Der städtische Wirtschaftsförderer Ulrich Jonas sieht den Einzelhandelsstandort Heidelberg gut gewappnet. Reines Einkaufen sei passé, es gehe um das Erlebnis.

28.09.2016 UPDATE: 29.09.2016 06:00 Uhr 3 Minuten, 49 Sekunden
Die Heidelberger Hauptstraße: Leidet die Einkaufsmeile in Zukunft unter der Mannheimer Q6/Q7-Konkurrenz? Foto: Rothe

Von Micha Hörnle

Heidelberg. Ulrich Jonas (62) leitet seit November 2007 das städtische Amt für Wirtschaftsförderung. Zu seinen ersten Aufgaben gehörte, das "Innenstadtforum" zu organisieren, mit dem 2008 der Einzelhandelsstandort Heidelberg gestärkt werden sollte. Damals wurde empfohlen, kein Einkaufszentrum zu bauen, sondern die Attraktivität der Hauptstraße mit einem großen Textilkaufhaus im Gebäude des ehemaligen Kinos "Lux-Harmonie" zu stärken. Dazu kam es nicht, und in näherer Zukunft kann Heidelberg auch nicht damit rechnen, dass es zu weiteren Zuwächsen bei der Einzelhandelsfläche kommt. Von Jonas wollte die RNZ wissen, ob man nun nach der Eröffnung des neuen Einkaufszentrums in den Mannheimer Quadraten Q6/Q7 um den Standort Heidelberg fürchten muss.

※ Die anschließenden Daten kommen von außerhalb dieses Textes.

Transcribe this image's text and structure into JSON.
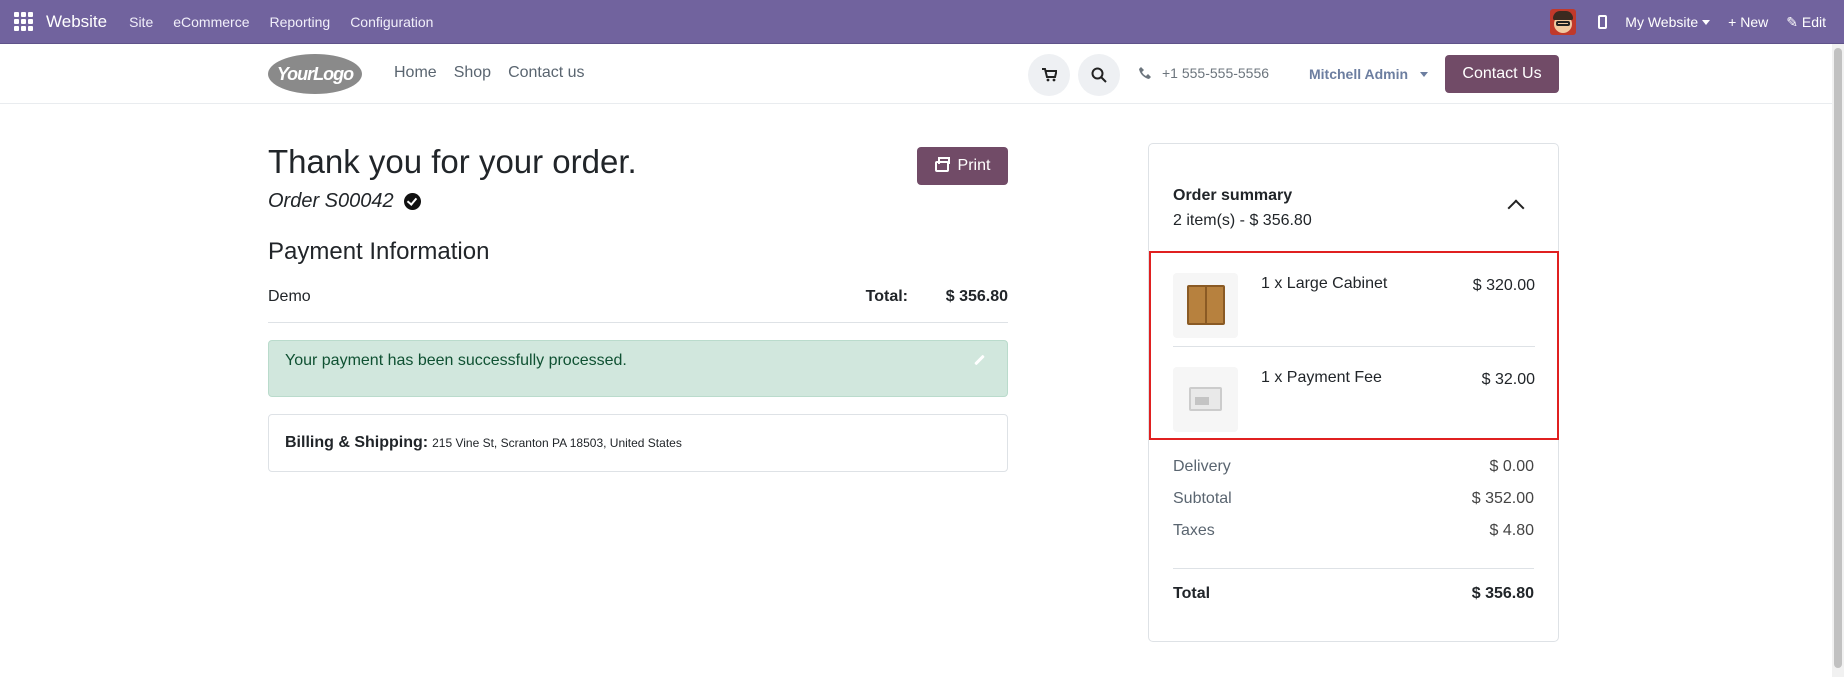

Ulrich Jonas leitet die Heidelberger Wirtschaftsförderung. Foto: privat

Herr Jonas, wird das Einkaufszentrum Q6/Q7 ein Problem für Heidelberg?

Nein. Denn die Heidelberger Innenstadt hat aufgrund ihrer Atmosphäre, ihrer Kleinteiligkeit, ihres Branchenmixes und ihrer hohen Frequenz einen ganz eigenen Markt, der nicht mit dem der Mannheimer Innenstadt identisch ist. Die Funktionen der beiden Einkaufsstädte sind sehr verschieden, und im Grunde ist der Markt verteilt, in den Q6/Q7 hineinkommt.

Also könnte Q6/Q7 ein Problem für Mannheim werden?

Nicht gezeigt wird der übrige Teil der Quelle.